In 1924 the newly founded publishing (2. Capt. Kirk’s starship), Simon & Schuster, was looking for a book to popularize their company. Richard Simon’s aunt was a huge fan of puzzles. She convinced him to publish a book of crossword puzzles. The first editions came with a pencil. But unsure of how it would sell and afraid it would ruin their reputation as a literary publisher, they did not include the company’s name on the book. The book was a tremendous success selling more than 100,000 copies. Simon & Schuster pushed sales by forming the Cross Word Puzzle League of America.

The members of the league produced a set of rules to be followed by anyone designing crossword puzzles. For example, the grid had to be symmetrical and no more than one-sixth of the squares could be blackened. Over the years they added other rules including banning two letter answers.

Meanwhile the puzzle solving world was waiting with bated breath to see if the Big Kahuna would publish a crossword in their newspaper. By the way if you have bated breath, a quick swish with mouthwash will abate the bate. Also, the Big Kahuna is not a Hawaiian newspaper. A Big Kahuna is the top person or thing in a situation. In this case, I was referring to The New York Times.

In 1924, the same year Simon & Schuster published its book, a columnist in the Times called crossword puzzles a “sinful waste with solvers getting nothing out of it except a primitive sort of mental exercise.” 

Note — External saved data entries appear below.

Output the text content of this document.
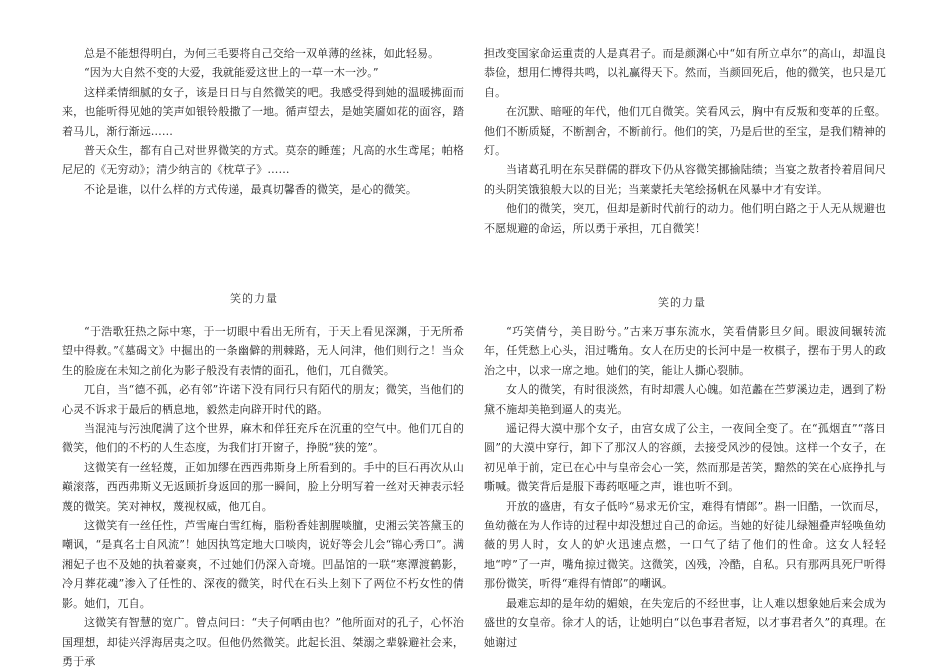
总是不能想得明白，为何三毛要将自己交给一双单薄的丝袜，如此轻易。

“因为大自然不变的大爱，我就能爱这世上的一草一木一沙。”

这样柔情细腻的女子，该是日日与自然微笑的吧。我感受得到她的温暖拂面而来，也能听得见她的笑声如银铃般撒了一地。循声望去，是她笑靥如花的面容，踏着马儿，渐行渐远……

普天众生，都有自己对世界微笑的方式。莫奈的睡莲；凡高的水生鸢尾；帕格尼尼的《无穷动》；清少纳言的《枕草子》……

不论是谁，以什么样的方式传递，最真切馨香的微笑，是心的微笑。

笑的力量

“于浩歌狂热之际中寒，于一切眼中看出无所有，于天上看见深渊，于无所希望中得救。”《墓碣文》中掘出的一条幽僻的荆棘路，无人问津，他们则行之！当众生的脸庞在未知之前化为影子般没有表情的面孔，他们，兀自微笑。

兀自，当“德不孤，必有邻”许诺下没有同行只有陌代的朋友；微笑，当他们的心灵不诉求于最后的栖息地，毅然走向辟开时代的路。

当混沌与污浊爬满了这个世界，麻木和佯狂充斥在沉重的空气中。他们兀自的微笑，他们的不朽的人生态度，为我们打开窗子，挣脱“狭的笼”。

这微笑有一丝轻蔑，正如加缪在西西弗斯身上所看到的。手中的巨石再次从山巅滚落，西西弗斯义无返顾折身返回的那一瞬间，脸上分明写着一丝对天神表示轻蔑的微笑。笑对神权，蔑视权威，他兀自。

这微笑有一丝任性，芦雪庵白雪红梅，脂粉香娃割腥啖膻，史湘云笑答黛玉的嘲讽，“是真名士自风流”！她因执笃定地大口啖肉，说好等会儿会“锦心秀口”。满湘妃子也不及她的执着豪爽，不过她们仍深入奇境。凹晶馆的一联“寒潭渡鹤影，冷月葬花魂”渗入了任性的、深夜的微笑，时代在石头上刻下了两位不朽女性的倩影。她们，兀自。

这微笑有智慧的宽广。曾点问曰：“夫子何哂由也？”他所面对的孔子，心怀治国理想，却徒兴浮海居夷之叹。但他仍然微笑。此起长沮、桀溺之辈躲避社会来，勇于承

担改变国家命运重责的人是真君子。而是颜渊心中“如有所立卓尔”的高山，却温良恭俭，想用仁博得共鸣，以礼赢得天下。然而，当颜回死后，他的微笑，也只是兀自。

在沉默、暗哑的年代，他们兀自微笑。笑看风云，胸中有反叛和变革的丘壑。他们不断质疑，不断割舍，不断前行。他们的笑，乃是后世的至宝，是我们精神的灯。

当诸葛孔明在东吴群儒的群攻下仍从容微笑挪揄陆绩；当宴之敖者拎着眉间尺的头阴笑饿狼般大以的目光；当莱蒙托夫笔绘扬帆在风暴中才有安详。

他们的微笑，突兀，但却是新时代前行的动力。他们明白路之于人无从规避也不愿规避的命运，所以勇于承担，兀自微笑！

笑的力量

“巧笑倩兮，美目盼兮。”古来万事东流水，笑看倩影旦夕间。眼波间辗转流年，任凭愁上心头，泪过嘴角。女人在历史的长河中是一枚棋子，摆布于男人的政治之中，以求一席之地。她们的笑，能让人撕心裂肺。

女人的微笑，有时很淡然，有时却震人心魄。如范蠡在苎萝溪边走，遇到了粉黛不施却美艳到逼人的夷光。

遥记得大漠中那个女子，由宫女成了公主，一夜间全变了。在“孤烟直”“落日圆”的大漠中穿行，卸下了那汉人的容颜，去接受风沙的侵蚀。这样一个女子，在初见单于前，定已在心中与皇帝会心一笑，然而那是苦笑，黯然的笑在心底挣扎与嘶喊。微笑背后是服下毒药呕哑之声，谁也听不到。

开放的盛唐，有女子低吟“易求无价宝，难得有情郎”。斟一旧酷，一饮而尽，鱼幼薇在为人作诗的过程中却没想过自己的命运。当她的好徒儿绿翘叠声轻唤鱼幼薇的男人时，女人的妒火迅速点燃，一口气了结了他们的性命。这女人轻轻地“哼”了一声，嘴角掠过微笑。这微笑，凶残，冷酷，自私。只有那两具死尸听得那份微笑，听得“难得有情郎”的嘲讽。

最难忘却的是年幼的媚娘，在失宠后的不经世事，让人难以想象她后来会成为盛世的女皇帝。徐才人的话，让她明白“以色事君者短，以才事君者久”的真理。在她谢过
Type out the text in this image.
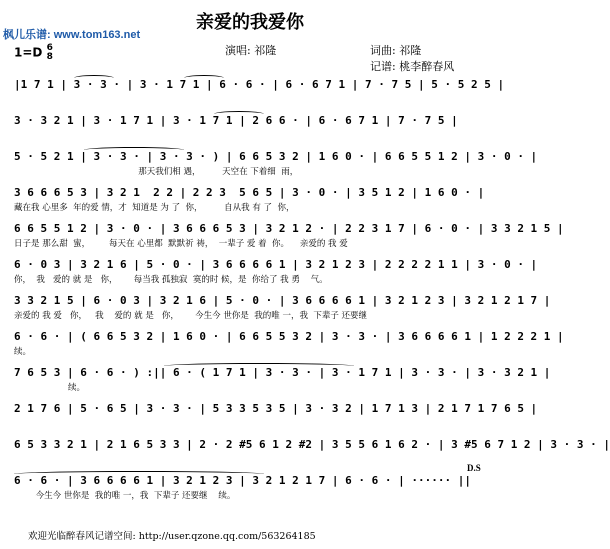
枫儿乐谱: www.tom163.net
亲爱的我爱你
1=D 6
8	演唱: 祁隆	词曲: 祁隆
记谱: 桃李醉春风
|1 7 1 | 3 · 3 · | 3 · 1 7 1 | 6 · 6 · | 6 · 6 7 1 | 7 · 7 5 | 5 · 5 2 5 |
3 · 3 2 1 | 3 · 1 7 1 | 3 · 1 7 1 | 2 6 6 · | 6 · 6 7 1 | 7 · 7 5 |
5 · 5 2 1 | 3 · 3 · | 3 · 3 · ) | 6 6 5 3 2 | 1 6 0 · | 6 6 5 5 1 2 | 3 · 0 · |
那天我们相 遇，        天空在 下着细  雨，
3 6 6 6 5 3 | 3 2 1  2 2 | 2 2 3  5 6 5 | 3 · 0 · | 3 5 1 2 | 1 6 0 · |
藏在我 心里多  年的爱 情，才  知道是 为 了  你，        自从我 有 了  你，
6 6 5 5 1 2 | 3 · 0 · | 3 6 6 6 5 3 | 3 2 1 2 · | 2 2 3 1 7 | 6 · 0 · | 3 3 2 1 5 |
日子是 那么甜  蜜，       每天在 心里都  默默祈 祷，  一辈子 爱 着  你。    亲爱的 我 爱
6 · 0 3 | 3 2 1 6 | 5 · 0 · | 3 6 6 6 6 1 | 3 2 1 2 3 | 2 2 2 2 1 1 | 3 · 0 · |
你，  我   爱的 就 是   你，      每当我 孤独寂  寞的时 候，是  你给了 我 勇    气。
3 3 2 1 5 | 6 · 0 3 | 3 2 1 6 | 5 · 0 · | 3 6 6 6 6 1 | 3 2 1 2 3 | 3 2 1 2 1 7 |
亲爱的 我 爱   你，   我    爱的 就 是   你，      今生今 世你是  我的唯 一，我  下辈子 还要继
6 · 6 · | ( 6 6 5 3 2 | 1 6 0 · | 6 6 5 5 3 2 | 3 · 3 · | 3 6 6 6 6 1 | 1 2 2 2 1 |
续。
7 6 5 3 | 6 · 6 · ) :|| 6 · ( 1 7 1 | 3 · 3 · | 3 · 1 7 1 | 3 · 3 · | 3 · 3 2 1 |
续。
2 1 7 6 | 5 · 6 5 | 3 · 3 · | 5 3 3 5 3 5 | 3 · 3 2 | 1 7 1 3 | 2 1 7 1 7 6 5 |
6 5 3 3 2 1 | 2 1 6 5 3 3 | 2 · 2 #5 6 1 2 #2 | 3 5 5 6 1 6 2 · | 3 #5 6 7 1 2 | 3 · 3 · |
6 · 6 · | 3 6 6 6 6 1 | 3 2 1 2 3 | 3 2 1 2 1 7 | 6 · 6 · | ······ ||
今生今 世你是  我的唯 一，我  下辈子 还要继    续。
D.S
欢迎光临醉春风记谱空间: http://user.qzone.qq.com/563264185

In 1941, eleven days after the attack on Pearl Harbor, December 18th should be remembered as another day that lives in infamy by fans of crossword puzzles. That was the day the editor of the Sunday edition of The New York Times sent a note to the publisher saying, “We ought to proceed with the puzzle, especially in view of the fact it is possible there will be bleak blackout hours. If not that, then certainly a need for relaxation of some kind.”

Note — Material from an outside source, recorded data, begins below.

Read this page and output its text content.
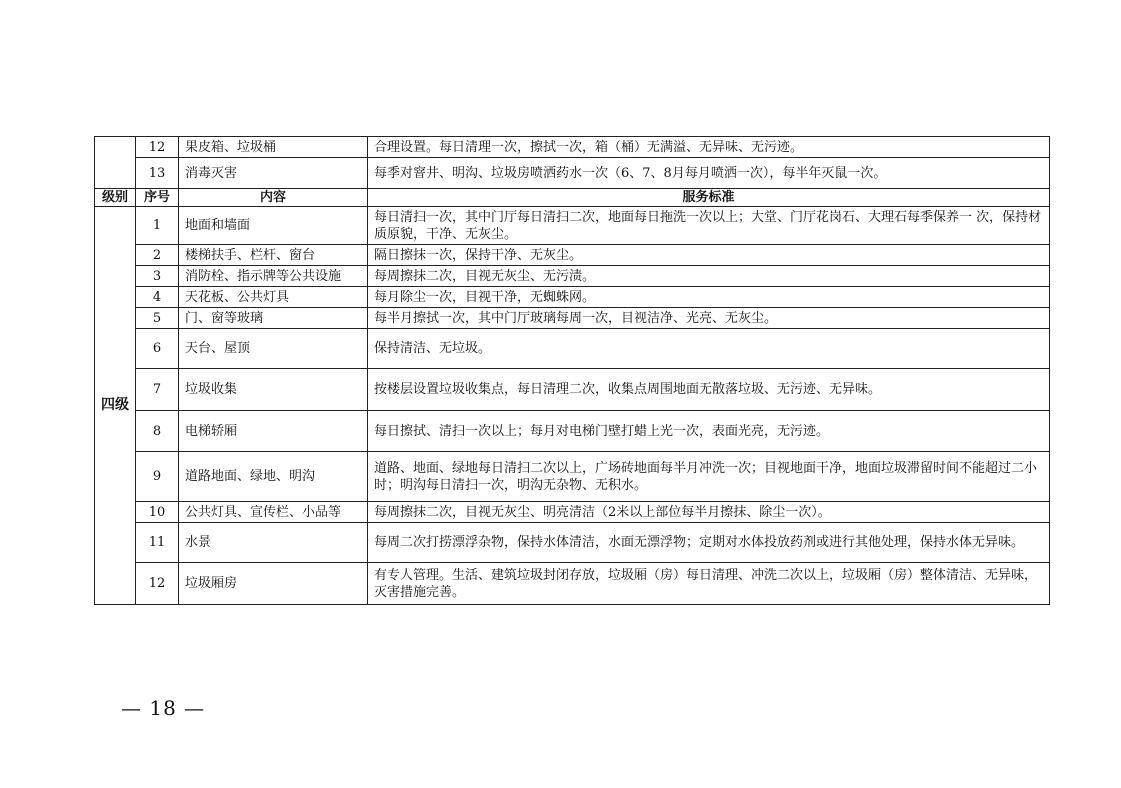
	12	果皮箱、垃圾桶	合理设置。每日清理一次，擦拭一次，箱（桶）无满溢、无异味、无污迹。
	13	消毒灭害	每季对窨井、明沟、垃圾房喷洒药水一次（6、7、8月每月喷洒一次），每半年灭鼠一次。
级别	序号	内容	服务标准
四级	1	地面和墙面	每日清扫一次，其中门厅每日清扫二次，地面每日拖洗一次以上；大堂、门厅花岗石、大理石每季保养一 次，保持材质原貌，干净、无灰尘。
	2	楼梯扶手、栏杆、窗台	隔日擦抹一次，保持干净、无灰尘。
	3	消防栓、指示牌等公共设施	每周擦抹二次，目视无灰尘、无污渍。
	4	天花板、公共灯具	每月除尘一次，目视干净，无蜘蛛网。
	5	门、窗等玻璃	每半月擦拭一次，其中门厅玻璃每周一次，目视洁净、光亮、无灰尘。
	6	天台、屋顶	保持清洁、无垃圾。
	7	垃圾收集	按楼层设置垃圾收集点，每日清理二次，收集点周围地面无散落垃圾、无污迹、无异味。
	8	电梯轿厢	每日擦拭、清扫一次以上；每月对电梯门壁打蜡上光一次，表面光亮，无污迹。
	9	道路地面、绿地、明沟	道路、地面、绿地每日清扫二次以上，广场砖地面每半月冲洗一次；目视地面干净，地面垃圾滞留时间不能超过二小时；明沟每日清扫一次，明沟无杂物、无积水。
	10	公共灯具、宣传栏、小品等	每周擦抹二次，目视无灰尘、明亮清洁（2米以上部位每半月擦抹、除尘一次）。
	11	水景	每周二次打捞漂浮杂物，保持水体清洁，水面无漂浮物；定期对水体投放药剂或进行其他处理，保持水体无异味。
	12	垃圾厢房	有专人管理。生活、建筑垃圾封闭存放，垃圾厢（房）每日清理、冲洗二次以上，垃圾厢（房）整体清洁、无异味，灭害措施完善。
— 18 —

On February 15, 1942, The Times became the last major metropolitan newspaper to publish a weekly crossword puzzle. In 1950 it became a popular daily feature in the newspaper. Margaret Farrar was the first editor of the New York Times puzzle. She served in that position until 1969.

Crossword puzzle fever in America spurred an (3. Snow disaster on a mountainside) of word puzzles and related television games. But few can match the craze created by the New York Times when they released Wordle. The game was invented by James Wardle who, as you do to solve the puzzle, changed one letter to make it Wordle. Suffice it to say that Wordle is highly addictive and entertaining. Solving the daily Wordle is tantamount to finishing the Sunday Times crossword puzzle.

Answers: 1. Liverpool; 2. enterprise; 3. avalanche

Hudson Cooper is a resident of Sullivan County, a writer, comedian and actor.